United States | Fed official warns of rising unemployment

United States | Fed official warns of rising unemployment
United States | Fed official warns of rising unemployment

(Washington) An official of the American central bank (Fed) warned on Monday of the risk of seeing unemployment rise in the United States, because of rates which remain high to bring down inflation which is still too high.


Posted at 4:16 p.m.

“At this point, inflation is not the only risk we face,” San Francisco Fed President Mary Daly warned in a speech at the Commonwealth Club World Affairs of California.

“So far, the labor market has adjusted slowly and the unemployment rate has increased only slightly. But we are getting closer to a point where this favorable outcome may become less likely,” she warned.

The Fed, since July 2023, has maintained its rates in the range of 5.25 to 5.50%, at the highest since 2001, in order to curb inflation. This has the effect of slowing down economic activity, and therefore employment.

The unemployment rate rose slightly in May, to 4%, the highest since January 2022. But there was much more job creation than expected.

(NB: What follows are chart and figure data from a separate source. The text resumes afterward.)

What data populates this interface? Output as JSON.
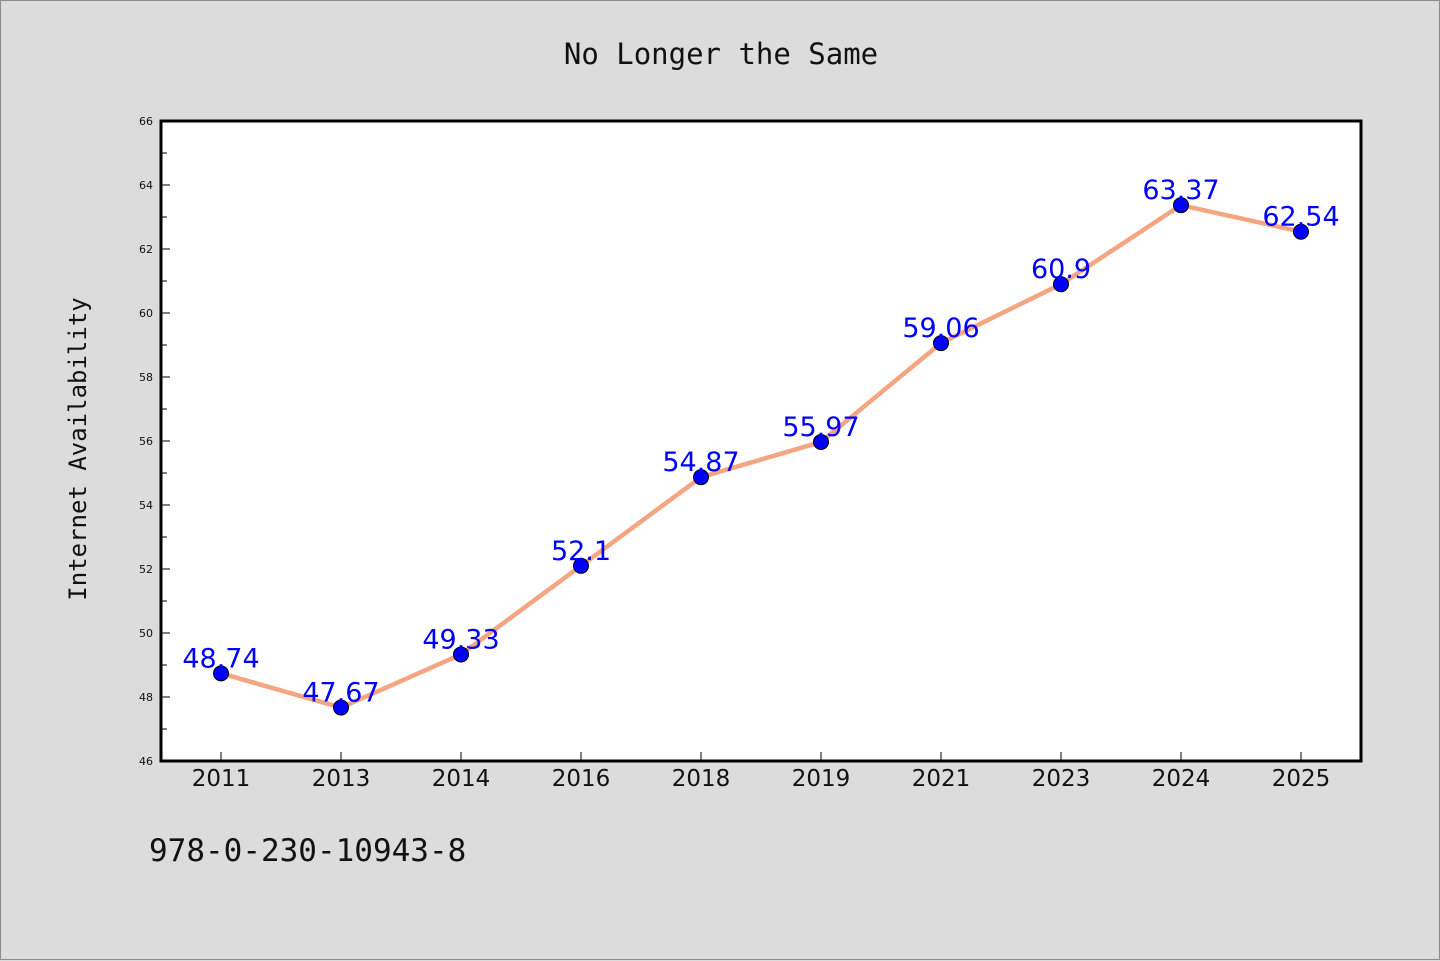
{
  "chart_data": {
    "type": "line",
    "title": "No Longer the Same",
    "xlabel": "",
    "ylabel": "Internet Availability",
    "categories": [
      "2011",
      "2013",
      "2014",
      "2016",
      "2018",
      "2019",
      "2021",
      "2023",
      "2024",
      "2025"
    ],
    "series": [
      {
        "values": [
          48.74,
          47.67,
          49.33,
          52.1,
          54.87,
          55.97,
          59.06,
          60.9,
          63.37,
          62.54
        ],
        "labels": [
          "48.74",
          "47.67",
          "49.33",
          "52.1",
          "54.87",
          "55.97",
          "59.06",
          "60.9",
          "63.37",
          "62.54"
        ]
      }
    ],
    "ylim": [
      46,
      66
    ],
    "yticks": [
      "46",
      "48",
      "50",
      "52",
      "54",
      "56",
      "58",
      "60",
      "62",
      "64",
      "66"
    ],
    "grid": false,
    "legend": "none",
    "colors": {
      "line": "#f4a582",
      "marker": "#0000ff",
      "data_label": "#0000ff",
      "plot_background": "#ffffff",
      "page_background": "#dcdcdc"
    }
  },
  "footer": {
    "code": "978-0-230-10943-8"
  }
}
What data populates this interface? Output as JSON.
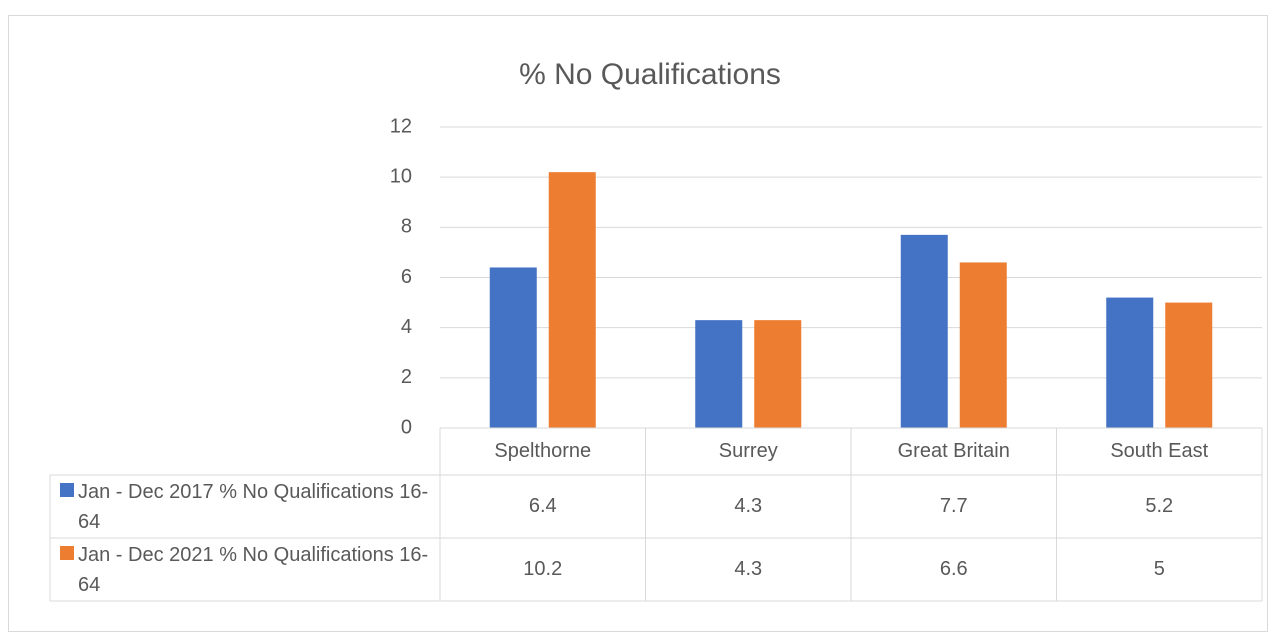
{
  "chart_data": {
    "type": "bar",
    "title": "% No Qualifications",
    "categories": [
      "Spelthorne",
      "Surrey",
      "Great Britain",
      "South East"
    ],
    "series": [
      {
        "name": "Jan - Dec 2017 % No Qualifications 16-64",
        "color": "#4472c4",
        "values": [
          6.4,
          4.3,
          7.7,
          5.2
        ]
      },
      {
        "name": "Jan - Dec 2021 % No Qualifications 16-64",
        "color": "#ed7d31",
        "values": [
          10.2,
          4.3,
          6.6,
          5
        ]
      }
    ],
    "ylim": [
      0,
      12
    ],
    "yticks": [
      0,
      2,
      4,
      6,
      8,
      10,
      12
    ],
    "grid": true,
    "data_table": true
  }
}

“At this stage, we have a good job market, but not an effervescent market”, and a possible “slowdown in the job market could result in an increase in unemployment”, further indicated Mary Daly, who in 2024 will have the rotating voting rights within the Fed’s decision-making committee, the FOMC.

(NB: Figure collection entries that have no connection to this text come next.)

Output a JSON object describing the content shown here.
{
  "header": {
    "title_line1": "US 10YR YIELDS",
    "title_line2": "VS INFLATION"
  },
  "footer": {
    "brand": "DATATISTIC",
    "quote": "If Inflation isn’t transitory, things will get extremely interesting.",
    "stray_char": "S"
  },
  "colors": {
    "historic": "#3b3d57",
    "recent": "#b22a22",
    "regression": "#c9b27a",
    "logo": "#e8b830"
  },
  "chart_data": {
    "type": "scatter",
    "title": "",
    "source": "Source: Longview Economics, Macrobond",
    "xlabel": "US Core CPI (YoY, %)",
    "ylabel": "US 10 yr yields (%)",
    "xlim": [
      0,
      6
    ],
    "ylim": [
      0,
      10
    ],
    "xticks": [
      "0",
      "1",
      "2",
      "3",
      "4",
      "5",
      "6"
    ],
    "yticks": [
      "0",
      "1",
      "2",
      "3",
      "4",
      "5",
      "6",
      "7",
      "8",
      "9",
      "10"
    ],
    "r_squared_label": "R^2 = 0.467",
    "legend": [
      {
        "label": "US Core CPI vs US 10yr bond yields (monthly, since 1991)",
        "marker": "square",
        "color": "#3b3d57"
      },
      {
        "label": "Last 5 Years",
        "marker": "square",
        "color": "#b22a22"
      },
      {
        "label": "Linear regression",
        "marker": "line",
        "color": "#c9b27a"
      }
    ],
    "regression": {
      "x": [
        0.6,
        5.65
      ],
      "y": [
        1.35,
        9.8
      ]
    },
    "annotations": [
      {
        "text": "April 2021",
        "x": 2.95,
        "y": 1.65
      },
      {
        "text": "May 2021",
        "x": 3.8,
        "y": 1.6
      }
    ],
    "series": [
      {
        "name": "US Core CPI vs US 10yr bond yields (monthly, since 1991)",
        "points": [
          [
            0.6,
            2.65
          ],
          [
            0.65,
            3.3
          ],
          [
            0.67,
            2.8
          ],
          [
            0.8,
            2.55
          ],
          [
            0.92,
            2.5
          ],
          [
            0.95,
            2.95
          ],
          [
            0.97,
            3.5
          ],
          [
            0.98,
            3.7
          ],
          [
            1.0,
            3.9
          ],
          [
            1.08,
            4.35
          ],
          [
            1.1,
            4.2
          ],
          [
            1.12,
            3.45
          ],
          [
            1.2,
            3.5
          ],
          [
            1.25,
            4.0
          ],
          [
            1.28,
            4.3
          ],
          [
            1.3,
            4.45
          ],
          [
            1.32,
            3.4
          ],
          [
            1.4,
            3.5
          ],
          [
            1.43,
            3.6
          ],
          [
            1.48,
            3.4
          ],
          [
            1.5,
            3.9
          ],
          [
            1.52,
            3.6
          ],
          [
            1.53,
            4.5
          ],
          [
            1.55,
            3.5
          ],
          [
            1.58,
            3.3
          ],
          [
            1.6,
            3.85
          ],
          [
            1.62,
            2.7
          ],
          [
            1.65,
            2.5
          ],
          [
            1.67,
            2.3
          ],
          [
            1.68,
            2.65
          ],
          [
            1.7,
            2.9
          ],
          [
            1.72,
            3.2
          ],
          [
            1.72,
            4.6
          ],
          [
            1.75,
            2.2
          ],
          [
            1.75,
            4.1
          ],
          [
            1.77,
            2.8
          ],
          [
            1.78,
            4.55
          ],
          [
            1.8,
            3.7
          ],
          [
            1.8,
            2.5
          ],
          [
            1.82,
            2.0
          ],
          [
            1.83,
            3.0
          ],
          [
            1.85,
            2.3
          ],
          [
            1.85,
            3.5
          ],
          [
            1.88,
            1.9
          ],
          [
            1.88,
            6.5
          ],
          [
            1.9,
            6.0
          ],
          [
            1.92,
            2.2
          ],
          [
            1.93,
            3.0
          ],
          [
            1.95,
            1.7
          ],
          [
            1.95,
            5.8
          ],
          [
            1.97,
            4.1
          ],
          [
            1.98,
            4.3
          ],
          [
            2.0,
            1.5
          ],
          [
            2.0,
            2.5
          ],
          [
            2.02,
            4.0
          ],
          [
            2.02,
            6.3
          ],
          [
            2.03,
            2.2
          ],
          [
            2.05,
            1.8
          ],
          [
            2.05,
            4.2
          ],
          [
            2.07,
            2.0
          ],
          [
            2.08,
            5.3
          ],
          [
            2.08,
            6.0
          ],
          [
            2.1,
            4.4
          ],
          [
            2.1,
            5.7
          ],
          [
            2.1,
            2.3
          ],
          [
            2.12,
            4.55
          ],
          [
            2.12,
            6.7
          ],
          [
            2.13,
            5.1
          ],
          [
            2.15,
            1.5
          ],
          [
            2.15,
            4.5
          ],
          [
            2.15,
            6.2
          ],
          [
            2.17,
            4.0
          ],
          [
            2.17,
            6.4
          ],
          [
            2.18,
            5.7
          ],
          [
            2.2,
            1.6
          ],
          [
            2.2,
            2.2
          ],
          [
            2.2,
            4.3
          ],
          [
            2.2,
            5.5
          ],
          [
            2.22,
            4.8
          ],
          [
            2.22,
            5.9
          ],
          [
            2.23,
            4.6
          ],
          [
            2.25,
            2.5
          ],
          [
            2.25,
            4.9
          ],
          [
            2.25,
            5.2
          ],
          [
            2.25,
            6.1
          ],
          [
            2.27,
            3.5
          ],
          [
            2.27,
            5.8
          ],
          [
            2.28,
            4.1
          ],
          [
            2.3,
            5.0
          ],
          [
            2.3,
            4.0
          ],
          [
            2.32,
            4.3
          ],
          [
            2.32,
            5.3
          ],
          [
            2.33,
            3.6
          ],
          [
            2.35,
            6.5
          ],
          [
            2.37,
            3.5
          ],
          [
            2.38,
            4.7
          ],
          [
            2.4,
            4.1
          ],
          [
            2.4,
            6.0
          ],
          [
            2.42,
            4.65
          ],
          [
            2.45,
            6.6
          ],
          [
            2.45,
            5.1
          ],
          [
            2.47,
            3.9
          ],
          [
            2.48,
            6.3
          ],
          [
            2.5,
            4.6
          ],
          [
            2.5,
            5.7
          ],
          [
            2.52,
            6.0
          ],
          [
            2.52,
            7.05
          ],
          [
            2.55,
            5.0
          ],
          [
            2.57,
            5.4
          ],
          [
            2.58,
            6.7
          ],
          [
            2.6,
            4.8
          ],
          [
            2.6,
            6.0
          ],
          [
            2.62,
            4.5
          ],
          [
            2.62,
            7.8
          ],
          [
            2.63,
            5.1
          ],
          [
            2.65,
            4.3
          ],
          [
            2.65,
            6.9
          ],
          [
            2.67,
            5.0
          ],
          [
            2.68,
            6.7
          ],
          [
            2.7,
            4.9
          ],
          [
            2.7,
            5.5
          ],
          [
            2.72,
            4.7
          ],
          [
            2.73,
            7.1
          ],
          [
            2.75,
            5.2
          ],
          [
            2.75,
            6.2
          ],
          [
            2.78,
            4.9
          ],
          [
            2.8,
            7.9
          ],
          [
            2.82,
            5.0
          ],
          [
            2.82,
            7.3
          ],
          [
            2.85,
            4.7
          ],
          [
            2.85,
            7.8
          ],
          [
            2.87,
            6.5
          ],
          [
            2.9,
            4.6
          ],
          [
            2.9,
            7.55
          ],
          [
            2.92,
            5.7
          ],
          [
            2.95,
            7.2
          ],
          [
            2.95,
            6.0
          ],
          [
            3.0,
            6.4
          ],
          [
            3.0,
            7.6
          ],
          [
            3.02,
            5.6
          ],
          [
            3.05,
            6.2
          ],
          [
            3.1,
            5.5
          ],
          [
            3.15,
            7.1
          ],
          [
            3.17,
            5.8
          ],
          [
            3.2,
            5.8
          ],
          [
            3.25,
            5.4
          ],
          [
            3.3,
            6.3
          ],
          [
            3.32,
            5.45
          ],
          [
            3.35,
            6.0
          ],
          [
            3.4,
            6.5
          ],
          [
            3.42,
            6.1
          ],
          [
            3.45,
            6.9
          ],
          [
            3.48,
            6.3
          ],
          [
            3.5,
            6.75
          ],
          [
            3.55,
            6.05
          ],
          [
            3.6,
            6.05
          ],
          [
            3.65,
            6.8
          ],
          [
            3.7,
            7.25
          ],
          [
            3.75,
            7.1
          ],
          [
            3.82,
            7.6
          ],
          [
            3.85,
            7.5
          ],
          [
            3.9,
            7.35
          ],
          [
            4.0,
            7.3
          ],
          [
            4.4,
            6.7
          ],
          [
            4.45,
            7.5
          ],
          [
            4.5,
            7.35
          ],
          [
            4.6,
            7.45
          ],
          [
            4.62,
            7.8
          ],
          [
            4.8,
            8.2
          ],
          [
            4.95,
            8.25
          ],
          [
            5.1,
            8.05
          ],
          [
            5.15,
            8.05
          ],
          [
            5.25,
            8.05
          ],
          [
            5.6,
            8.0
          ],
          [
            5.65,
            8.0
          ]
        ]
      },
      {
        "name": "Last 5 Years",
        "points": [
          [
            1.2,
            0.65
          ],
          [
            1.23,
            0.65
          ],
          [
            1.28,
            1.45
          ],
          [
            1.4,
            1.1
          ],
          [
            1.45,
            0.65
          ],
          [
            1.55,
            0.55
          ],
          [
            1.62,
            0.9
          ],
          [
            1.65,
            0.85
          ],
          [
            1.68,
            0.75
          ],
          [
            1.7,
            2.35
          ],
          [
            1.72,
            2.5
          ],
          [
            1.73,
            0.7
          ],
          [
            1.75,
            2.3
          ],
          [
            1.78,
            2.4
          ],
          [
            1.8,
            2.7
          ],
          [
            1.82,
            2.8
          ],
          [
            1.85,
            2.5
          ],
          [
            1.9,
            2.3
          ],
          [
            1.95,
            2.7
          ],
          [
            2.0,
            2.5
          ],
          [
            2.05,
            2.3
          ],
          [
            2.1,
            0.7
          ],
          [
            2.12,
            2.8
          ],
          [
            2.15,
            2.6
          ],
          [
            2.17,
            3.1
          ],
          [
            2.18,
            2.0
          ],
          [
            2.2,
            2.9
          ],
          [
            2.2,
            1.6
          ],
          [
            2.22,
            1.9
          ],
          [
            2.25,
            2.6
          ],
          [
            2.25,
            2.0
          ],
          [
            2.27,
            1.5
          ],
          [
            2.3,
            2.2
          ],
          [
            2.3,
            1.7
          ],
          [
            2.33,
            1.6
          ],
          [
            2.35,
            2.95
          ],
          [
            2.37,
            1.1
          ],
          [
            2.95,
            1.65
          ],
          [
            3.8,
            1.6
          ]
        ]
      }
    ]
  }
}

She stressed the need to “keep an eye on both aspects of our mandate – inflation and full employment”.

Because inflation remains above the 2% target.

“The irregularity of inflation data since the start of the year has not inspired confidence. […] It is difficult to know whether we are really on the path to lasting price stability,” commented the official.

After a rebound this winter, inflation started to fall again in April and May, to 3.3% over one year in May compared to 3.4% in April, according to the CPI index, on which pensions are indexed.

The PCE index, a measure favored by the Fed, remained stable in April at 2.7% over one year. May figures will be released on Friday.